Doch etwas stimmte noch nicht ganz... Meine Haare waren zwar Schulterlang, aber nicht besonders weiblich geschnitten.
Ich beschloss also etwas herum zu experimentieren und besorgte mir einen silbernen Haarreif, den ich so trappierte dass vorne nur noch der Pony zu sehen war und die anderen Haare nach hinten, hinter die Ohren geworfen wurden. Außerdem stibitzte ich mir aus Mamas Schmuckschublade eine silberne Halskette mit einem rosa Herzchen und zwei Armreifen in silber und rosa. Ohrringe waren leider nicht drin, da ich noch keine Ohrlöcher hatte.
Kontrollblick in den Spiegel und es war wie das Tüpfelchen auf dem i.

So ging ich dann erstmal runter in die Küche und machte mir einen Tee. Währenddessen schaltete ich MTV am Fernsehen ein und hörte die Hits der 90er. Ich weiß es noch wie heute, es liefen gerade die Spice Girls mit Wannabe und so tanzte ich durch´s Wohnzimmer und genoß meine Freiheit.


((((( das war es erstmal, jetzt ist Netflix angesagt )))))

Re: Sabrina stellt sich vor

Reply #1
Herzlich willkommen hier bei uns!

Ähnlich wie bei dir, hat der Lebensweg zur Frau bei fast allen von uns angefangen.  Fast alle hier haben sich auch an Mutters Sachen zuerst bedient . 
Mein Lebenslauf war etwas anders, da ich nicht wusste, ob ich ein Mädchen oder ein Junge war, und auch heute noch immer nicht so richtig weiß, ob ich ein Mann oder eine Frau sein soll.  Ich bin Gender Fluid, tendiere aber stark zu einer Frau hin.

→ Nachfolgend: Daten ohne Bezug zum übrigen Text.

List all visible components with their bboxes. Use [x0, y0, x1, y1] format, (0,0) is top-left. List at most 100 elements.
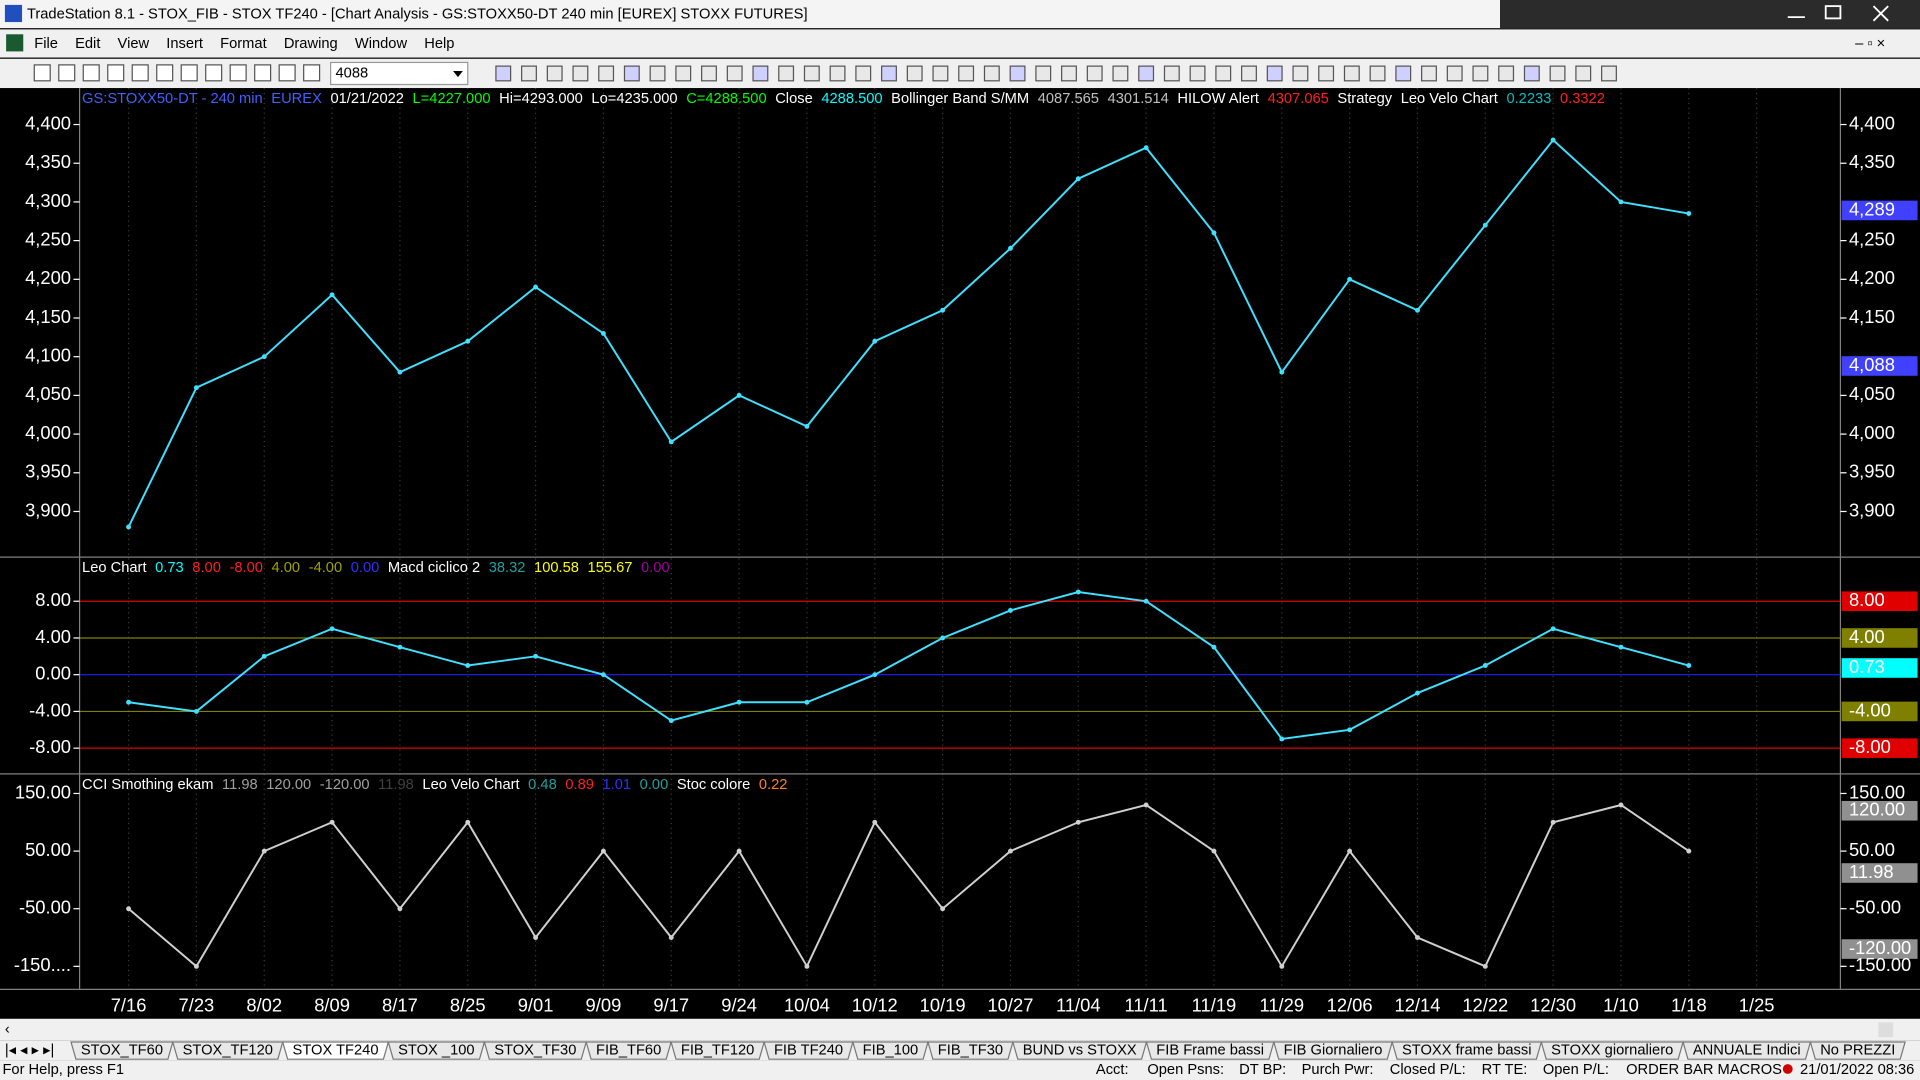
tab[interactable]: ANNUALE Indici: [1682, 1041, 1812, 1060]
tab-label[interactable]: FIB_TF30: [938, 1042, 1003, 1058]
tab-shape[interactable]: [1391, 1041, 1543, 1060]
tab[interactable]: STOX _100: [387, 1041, 486, 1060]
tool-button[interactable]: [33, 64, 51, 82]
menu-item[interactable]: Edit: [75, 36, 100, 52]
tool-button[interactable]: [958, 65, 975, 82]
tab-shape[interactable]: [763, 1041, 854, 1060]
tool-button[interactable]: [278, 64, 296, 82]
tab[interactable]: STOX TF240: [281, 1041, 390, 1060]
tool-button[interactable]: [1009, 65, 1026, 82]
tool-button[interactable]: [649, 65, 666, 82]
maximize[interactable]: [1824, 5, 1842, 20]
menu-item[interactable]: Window: [355, 36, 408, 52]
symbol-combo[interactable]: [330, 61, 469, 86]
tab-shape[interactable]: [585, 1041, 672, 1060]
tool-button[interactable]: [572, 65, 589, 82]
tool-button[interactable]: [1446, 65, 1463, 82]
tool-button[interactable]: [1086, 65, 1103, 82]
tab-label[interactable]: ANNUALE Indici: [1693, 1042, 1801, 1058]
window-controls[interactable]: [1787, 5, 1889, 22]
tool-button[interactable]: [495, 65, 512, 82]
tool-button[interactable]: [1318, 65, 1335, 82]
tab-label[interactable]: FIB Giornaliero: [1284, 1042, 1383, 1058]
tool-button[interactable]: [1395, 65, 1412, 82]
tool-button[interactable]: [1266, 65, 1283, 82]
tool-button[interactable]: [881, 65, 897, 82]
tool-button[interactable]: [932, 65, 949, 82]
tab[interactable]: FIB_TF120: [670, 1041, 765, 1060]
tab-shape[interactable]: [1540, 1041, 1684, 1060]
tool-button[interactable]: [598, 65, 615, 82]
tab[interactable]: STOXX frame bassi: [1391, 1041, 1543, 1060]
menu-item[interactable]: View: [118, 36, 150, 52]
tool-button[interactable]: [229, 64, 247, 82]
tool-button[interactable]: [546, 65, 563, 82]
tab-label[interactable]: BUND vs STOXX: [1023, 1042, 1137, 1058]
tab-shape[interactable]: [1273, 1041, 1393, 1060]
tool-button[interactable]: [303, 64, 321, 82]
tab[interactable]: STOXX giornaliero: [1540, 1041, 1684, 1060]
tool-button[interactable]: [1575, 65, 1592, 82]
menu-item[interactable]: Format: [220, 36, 267, 52]
tab-label[interactable]: STOXX giornaliero: [1551, 1042, 1673, 1058]
tab-label[interactable]: STOX _100: [398, 1042, 474, 1058]
mdi-controls[interactable]: – ▫ ×: [1855, 36, 1885, 52]
tab[interactable]: FIB TF240: [763, 1041, 854, 1060]
tab[interactable]: FIB_100: [852, 1041, 929, 1060]
tab[interactable]: BUND vs STOXX: [1012, 1041, 1148, 1060]
tab-shape[interactable]: [483, 1041, 587, 1060]
tool-button[interactable]: [1292, 65, 1309, 82]
tab-label[interactable]: STOX_TF120: [183, 1042, 273, 1058]
tab-shape[interactable]: [70, 1041, 174, 1060]
tab-label[interactable]: FIB_TF60: [596, 1042, 661, 1058]
tab-nav[interactable]: |◂ ◂ ▸ ▸|: [5, 1042, 54, 1058]
tool-button[interactable]: [906, 65, 923, 82]
tab-shape[interactable]: [281, 1041, 390, 1060]
tab-label[interactable]: No PREZZI: [1820, 1042, 1895, 1058]
tool-button[interactable]: [1061, 65, 1077, 82]
tab-label[interactable]: FIB_TF120: [681, 1042, 754, 1058]
tab-shape[interactable]: [927, 1041, 1014, 1060]
tool-button[interactable]: [1189, 65, 1206, 82]
menu-item[interactable]: Help: [424, 36, 454, 52]
menu-item[interactable]: Drawing: [284, 36, 338, 52]
tool-button[interactable]: [855, 65, 872, 82]
tab[interactable]: FIB_TF30: [927, 1041, 1014, 1060]
tab[interactable]: STOX_TF120: [171, 1041, 284, 1060]
tab-shape[interactable]: [1809, 1041, 1906, 1060]
tool-button[interactable]: [726, 65, 743, 82]
tool-button[interactable]: [1472, 65, 1489, 82]
tab-label[interactable]: FIB Frame bassi: [1156, 1042, 1264, 1058]
tab-shape[interactable]: [1145, 1041, 1275, 1060]
tool-button[interactable]: [521, 65, 537, 82]
menu-item[interactable]: File: [34, 36, 58, 52]
tab[interactable]: FIB Frame bassi: [1145, 1041, 1275, 1060]
tool-button[interactable]: [1343, 65, 1360, 82]
tab-label[interactable]: STOX TF240: [293, 1042, 379, 1058]
tool-button[interactable]: [701, 65, 717, 82]
tab-shape[interactable]: [387, 1041, 486, 1060]
tool-button[interactable]: [1112, 65, 1129, 82]
tab-label[interactable]: STOX_TF30: [494, 1042, 576, 1058]
tool-button[interactable]: [778, 65, 795, 82]
tool-button[interactable]: [1421, 65, 1437, 82]
tab[interactable]: No PREZZI: [1809, 1041, 1906, 1060]
tab-shape[interactable]: [1682, 1041, 1812, 1060]
tab-label[interactable]: FIB TF240: [774, 1042, 843, 1058]
tool-button[interactable]: [254, 64, 272, 82]
tool-button[interactable]: [58, 64, 76, 82]
tool-button[interactable]: [180, 64, 198, 82]
tab-shape[interactable]: [670, 1041, 765, 1060]
tool-button[interactable]: [1549, 65, 1566, 82]
tab-shape[interactable]: [1012, 1041, 1148, 1060]
tool-button[interactable]: [107, 64, 125, 82]
tool-button[interactable]: [1523, 65, 1540, 82]
tool-button[interactable]: [1241, 65, 1257, 82]
tool-button[interactable]: [829, 65, 846, 82]
tab[interactable]: FIB Giornaliero: [1273, 1041, 1393, 1060]
tab-shape[interactable]: [852, 1041, 929, 1060]
tab[interactable]: STOX_TF30: [483, 1041, 587, 1060]
menu-item[interactable]: Insert: [166, 36, 203, 52]
symbol-combo-text[interactable]: 4088: [336, 65, 369, 81]
tool-button[interactable]: [623, 65, 640, 82]
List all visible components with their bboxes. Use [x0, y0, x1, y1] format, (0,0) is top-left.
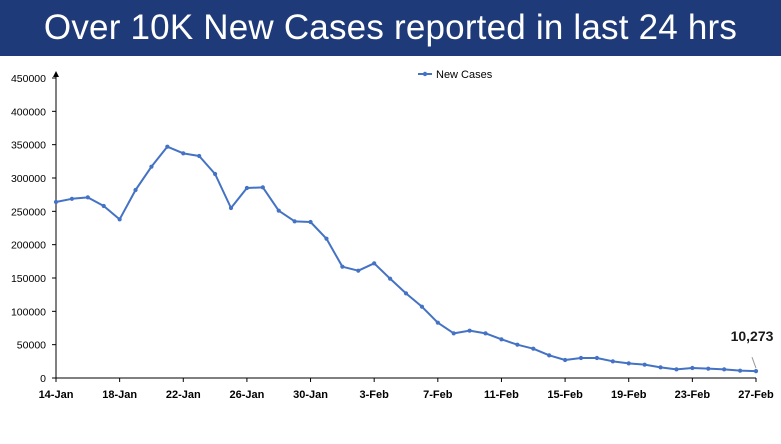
- data-point: [356, 268, 361, 273]
- y-tick-label: 150000: [11, 273, 46, 285]
- data-point: [451, 331, 456, 336]
- x-tick-label: 23-Feb: [675, 389, 711, 401]
- page-title-banner: Over 10K New Cases reported in last 24 h…: [0, 0, 781, 56]
- data-point: [181, 151, 186, 156]
- data-point: [260, 185, 265, 190]
- data-point: [228, 205, 234, 211]
- y-tick-label: 400000: [11, 106, 46, 118]
- y-tick-label: 50000: [17, 340, 46, 352]
- data-point: [531, 346, 536, 351]
- data-point: [594, 355, 600, 361]
- y-tick-label: 300000: [11, 173, 46, 185]
- data-point: [642, 362, 647, 367]
- data-point: [753, 369, 759, 374]
- x-tick-label: 7-Feb: [423, 389, 453, 401]
- data-point: [562, 357, 568, 363]
- y-tick-label: 250000: [11, 206, 46, 218]
- x-tick-label: 30-Jan: [293, 389, 328, 401]
- data-point: [212, 171, 218, 177]
- data-point: [340, 264, 345, 269]
- x-tick-label: 22-Jan: [166, 389, 201, 401]
- data-point: [737, 368, 743, 373]
- legend-marker: [422, 71, 428, 77]
- data-point: [324, 236, 329, 241]
- data-point: [244, 185, 250, 191]
- data-point: [419, 304, 425, 309]
- y-tick-label: 100000: [11, 306, 46, 318]
- data-point: [292, 219, 297, 224]
- data-point: [435, 320, 440, 325]
- annotation-leader-line: [751, 356, 757, 369]
- x-tick-label: 14-Jan: [39, 389, 74, 401]
- x-tick-label: 18-Jan: [102, 389, 137, 401]
- data-point: [658, 365, 663, 370]
- page-title: Over 10K New Cases reported in last 24 h…: [43, 8, 738, 47]
- data-point: [165, 144, 170, 149]
- data-point: [483, 331, 488, 336]
- y-tick-label: 350000: [11, 140, 46, 152]
- data-point: [610, 359, 615, 364]
- data-point: [197, 153, 202, 159]
- data-point: [308, 219, 313, 225]
- y-tick-label: 0: [40, 373, 46, 385]
- x-tick-label: 15-Feb: [547, 389, 583, 401]
- data-point: [547, 353, 552, 358]
- data-point: [149, 164, 154, 169]
- x-tick-label: 19-Feb: [611, 389, 647, 401]
- data-point: [690, 365, 695, 371]
- data-point: [85, 195, 90, 200]
- annotation-label: 10,273: [731, 328, 774, 344]
- data-point: [372, 261, 377, 266]
- data-point: [53, 199, 59, 205]
- y-tick-label: 450000: [11, 73, 46, 85]
- data-point: [515, 342, 520, 347]
- chart-container: 0 50000 100000 150000 200000 250000 300000 3500…: [0, 56, 781, 439]
- data-point: [578, 355, 584, 361]
- x-tick-label: 26-Jan: [229, 389, 264, 401]
- y-axis-arrow-icon: [53, 71, 59, 77]
- data-point: [117, 217, 122, 222]
- x-tick-label: 11-Feb: [484, 389, 519, 401]
- new-cases-series-line: [55, 145, 757, 373]
- data-point: [387, 276, 393, 281]
- legend-label: New Cases: [436, 69, 493, 81]
- data-point: [467, 328, 472, 333]
- data-point: [674, 367, 679, 372]
- x-tick-label: 27-Feb: [738, 389, 774, 401]
- data-point: [403, 291, 409, 296]
- new-cases-line-chart: 0 50000 100000 150000 200000 250000 300000 3500…: [11, 69, 774, 401]
- data-point: [499, 337, 504, 342]
- data-point: [69, 196, 75, 201]
- data-point: [722, 367, 727, 372]
- data-point: [276, 208, 281, 213]
- data-point: [133, 187, 138, 193]
- y-tick-label: 200000: [11, 240, 46, 252]
- data-point: [706, 366, 711, 371]
- data-point: [101, 203, 106, 209]
- data-point: [626, 361, 631, 366]
- x-tick-label: 3-Feb: [360, 389, 390, 401]
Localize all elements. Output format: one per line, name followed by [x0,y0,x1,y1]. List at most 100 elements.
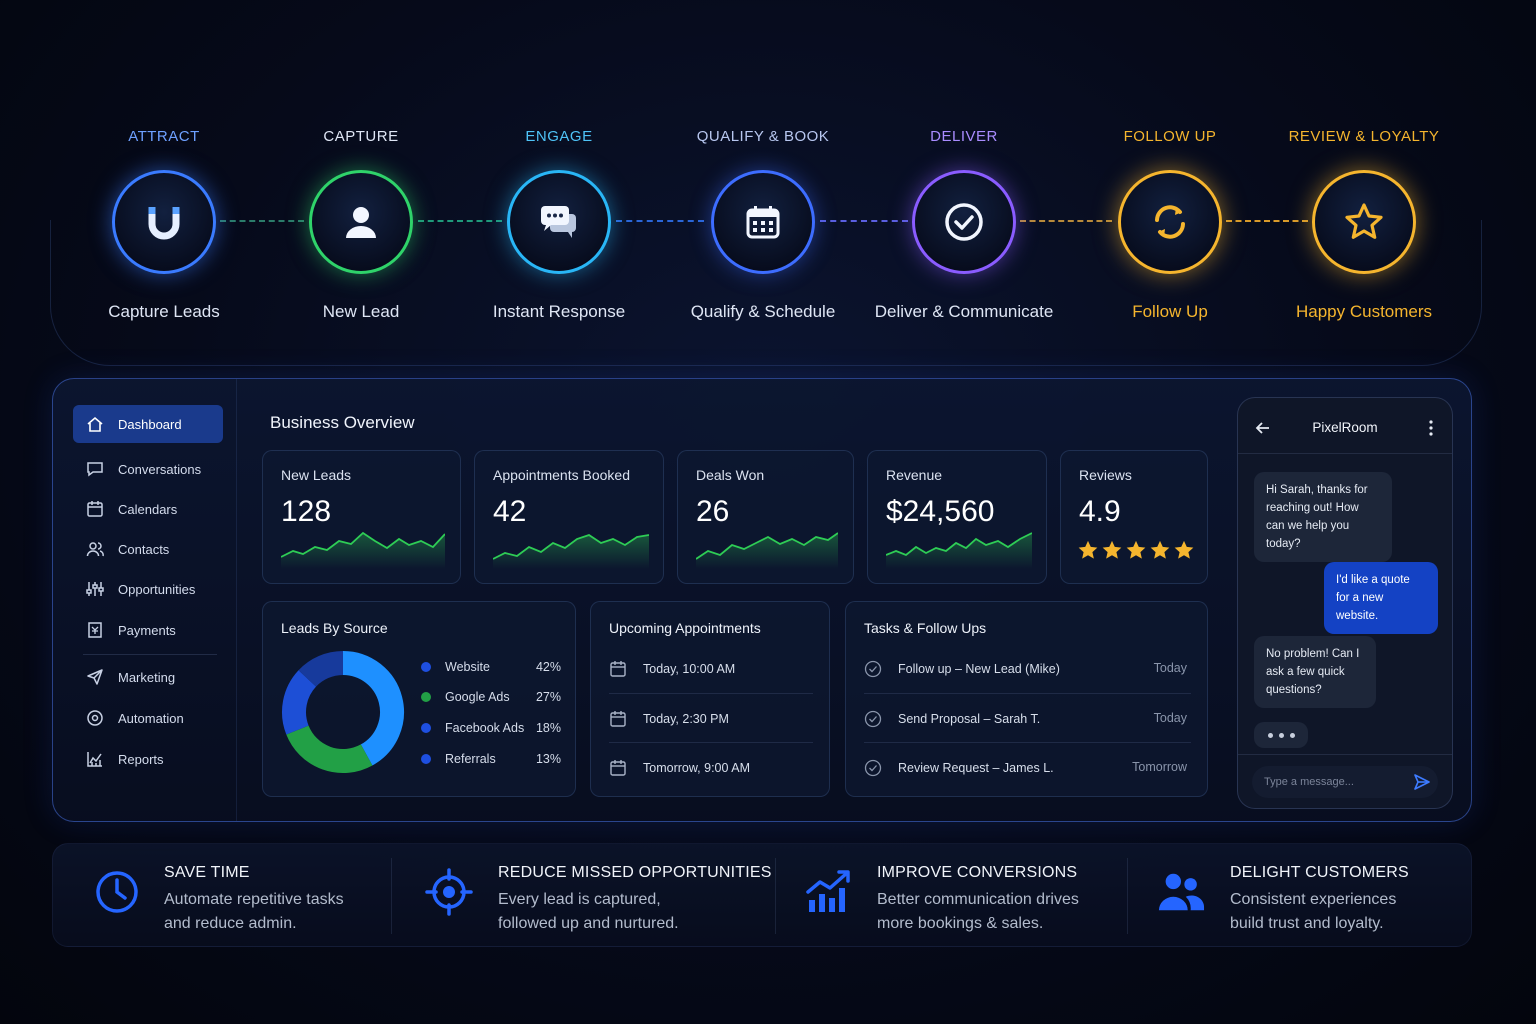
sidebar-item-label: Dashboard [118,416,182,432]
stage-engage[interactable]: ENGAGE Instant Response [459,128,659,322]
benefit-title: REDUCE MISSED OPPORTUNITIES [498,864,772,881]
stage-circle [1312,170,1416,274]
task-item[interactable]: Follow up – New Lead (Mike) [864,660,1060,678]
stage-label: Deliver & Communicate [874,302,1054,321]
message-input[interactable] [1252,766,1438,798]
sidebar-item-label: Marketing [118,669,176,685]
stat-card-appointments[interactable]: Appointments Booked 42 [474,450,664,584]
sidebar-item-marketing[interactable]: Marketing [73,658,223,696]
task-item[interactable]: Send Proposal – Sarah T. [864,710,1040,728]
benefit-desc: Better communication drives more booking… [877,891,1079,932]
message-icon [85,459,105,479]
stat-value: 128 [281,495,332,528]
stage-circle [711,170,815,274]
donut-slice-facebook-ads[interactable] [282,670,317,735]
divider [1127,858,1128,934]
send-icon[interactable] [1414,774,1430,790]
sparkline [886,532,1032,569]
sidebar-item-payments[interactable]: Payments [73,611,223,649]
calendar-icon [610,661,626,677]
back-arrow-icon[interactable] [1254,419,1272,437]
benefit-delight-customers: DELIGHT CUSTOMERS Consistent experiences… [1127,844,1473,948]
stage-follow-up[interactable]: FOLLOW UP Follow Up [1070,128,1270,322]
stage-review-loyalty[interactable]: REVIEW & LOYALTY Happy Customers [1264,128,1464,322]
connector [1020,220,1112,222]
legend-pct: 13% [535,752,561,766]
dashboard-window: Dashboard Conversations Calendars Contac… [52,378,1472,822]
sidebar-item-contacts[interactable]: Contacts [73,530,223,568]
stage-qualify-book[interactable]: QUALIFY & BOOK Qualify & Schedule [663,128,863,322]
benefit-desc: Every lead is captured, followed up and … [498,891,679,932]
stage-title: ENGAGE [525,128,593,145]
donut-slice-website[interactable] [342,651,404,766]
payments-icon [85,620,105,640]
stage-title: REVIEW & LOYALTY [1288,128,1440,145]
stat-card-revenue[interactable]: Revenue $24,560 [867,450,1047,584]
appointment-item[interactable]: Today, 2:30 PM [609,710,729,728]
check-circle-icon[interactable] [864,759,882,777]
legend-label: Facebook Ads [445,721,525,735]
magnet-icon [128,186,200,258]
divider [864,742,1191,743]
donut-slice-referrals[interactable] [298,651,344,688]
sidebar-item-label: Automation [118,710,184,726]
donut-slice-google-ads[interactable] [286,725,373,773]
send-icon [85,667,105,687]
appointment-item[interactable]: Tomorrow, 9:00 AM [609,759,750,777]
check-circle-icon[interactable] [864,710,882,728]
sidebar-item-opportunities[interactable]: Opportunities [73,570,223,608]
legend-row: Referrals 13% [421,752,561,766]
stage-label: New Lead [322,302,400,321]
star-icon [1150,540,1170,559]
stage-label: Happy Customers [1295,302,1433,321]
appointment-time: Tomorrow, 9:00 AM [643,761,750,775]
sidebar-item-dashboard[interactable]: Dashboard [73,405,223,443]
sidebar-item-automation[interactable]: Automation [73,699,223,737]
legend-pct: 42% [535,660,561,674]
sliders-icon [85,579,105,599]
stat-card-reviews[interactable]: Reviews 4.9 [1060,450,1208,584]
chat-message-incoming: No problem! Can I ask a few quick questi… [1254,636,1376,708]
stage-title: FOLLOW UP [1123,128,1217,145]
chat-message-incoming: Hi Sarah, thanks for reaching out! How c… [1254,472,1392,562]
target-icon [425,868,473,916]
appointment-time: Today, 2:30 PM [643,712,729,726]
stage-capture[interactable]: CAPTURE New Lead [261,128,461,322]
more-options-icon[interactable] [1428,419,1434,437]
stage-circle [112,170,216,274]
task-item[interactable]: Review Request – James L. [864,759,1054,777]
stat-card-deals-won[interactable]: Deals Won 26 [677,450,854,584]
sidebar-item-calendars[interactable]: Calendars [73,490,223,528]
sparkline [696,532,838,569]
legend-row: Facebook Ads 18% [421,721,561,735]
sidebar-item-reports[interactable]: Reports [73,740,223,778]
legend-pct: 27% [535,690,561,704]
rating-stars [1077,539,1195,561]
tasks-panel: Tasks & Follow Ups Follow up – New Lead … [845,601,1208,797]
sidebar-item-conversations[interactable]: Conversations [73,450,223,488]
appointment-item[interactable]: Today, 10:00 AM [609,660,735,678]
benefits-bar: SAVE TIME Automate repetitive tasks and … [52,843,1472,947]
stage-circle [309,170,413,274]
user-icon [325,186,397,258]
check-circle-icon[interactable] [864,660,882,678]
stage-attract[interactable]: ATTRACT Capture Leads [64,128,264,322]
stat-card-new-leads[interactable]: New Leads 128 [262,450,461,584]
appointments-panel: Upcoming Appointments Today, 10:00 AM To… [590,601,830,797]
legend-dot [421,754,431,764]
connector [616,220,704,222]
stat-label: Appointments Booked [493,467,630,483]
panel-title: Leads By Source [281,620,388,636]
benefit-title: DELIGHT CUSTOMERS [1230,864,1409,881]
stage-deliver[interactable]: DELIVER Deliver & Communicate [864,128,1064,322]
calendar-icon [85,499,105,519]
stage-label: Capture Leads [108,302,220,321]
divider [1238,754,1452,755]
calendar-icon [610,760,626,776]
stage-label: Qualify & Schedule [690,302,836,321]
divider [391,858,392,934]
automation-icon [85,708,105,728]
task-label: Review Request – James L. [898,761,1054,775]
star-icon [1078,540,1098,559]
chat-widget: PixelRoom Hi Sarah, thanks for reaching … [1237,397,1453,809]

Re: Sabrina stellt sich vor

Reply #2
...  Fast alle hier haben sich auch an Mutters Sachen zuerst bedient . 
Mein Lebenslauf war etwas anders, ...

Das mag zwar sein, daß das für viele zutrifft. Aber "fast alle" stimmt sicher nicht. Schon im nächsten Satz schränkst du das ja selber ein. Auch bei mir war das nicht so. Und ich vermute, daß dies auch für sehr viele andere zutrifft.

Davon ab, herzlich willkommen hier.


liebe grüße
triona

Re: Sabrina stellt sich vor

Reply #3
Bei mir war das z.B. so.
Ich war 12, ich war so groß wie meine Mutter, die Schuhgröße stimmte auch, und der Stimmbruch war noch nicht allzu weit fortgeschritten. Da musste das einfach sein...

Also herzlich willkommen hier, liebe Sabrina!

Re: Sabrina stellt sich vor

Reply #4
Herzlich wilkommen!

Und Glückwunsch zum Erfolg beim ersten Schminken! Ich habe da andere Erfahrungen gemacht.

Liebe Grüße

Brigitte

Re: Sabrina stellt sich vor

Reply #5
Auch von mir recht hezlich willkommen und lies Dich durch Und bleiebe Gesund.
Liebe Grüße
Jasmin Viktoria

Re: Sabrina stellt sich vor

Reply #6
Lieber Eichenwald, :)  :)  :)  :)

sehr herzlich willkommen hier an Board bei uns, hoffe du fühlst dich sehr wohl hier. und es kann alles abgefragt werden., Nur zu.

sehr schöne Tag, Gesundheit dazu., liebe grüße dazu Robert1

Re: Sabrina stellt sich vor

Reply #7
Hallo liebe Sabrina,

schön dass du dabei bist! Ich bin sehr gespannt mehr von deiner Geschichte zu erfahren, denn ich erkenne mich in Ansätzen darin wieder (ich bin nur nie so weit gegangen wie du mit dem Anziehen und Schminken, weil es für mich damals nicht so eindeutig war, in welche Richtung mein Leidensdruck denn überhaupt ging).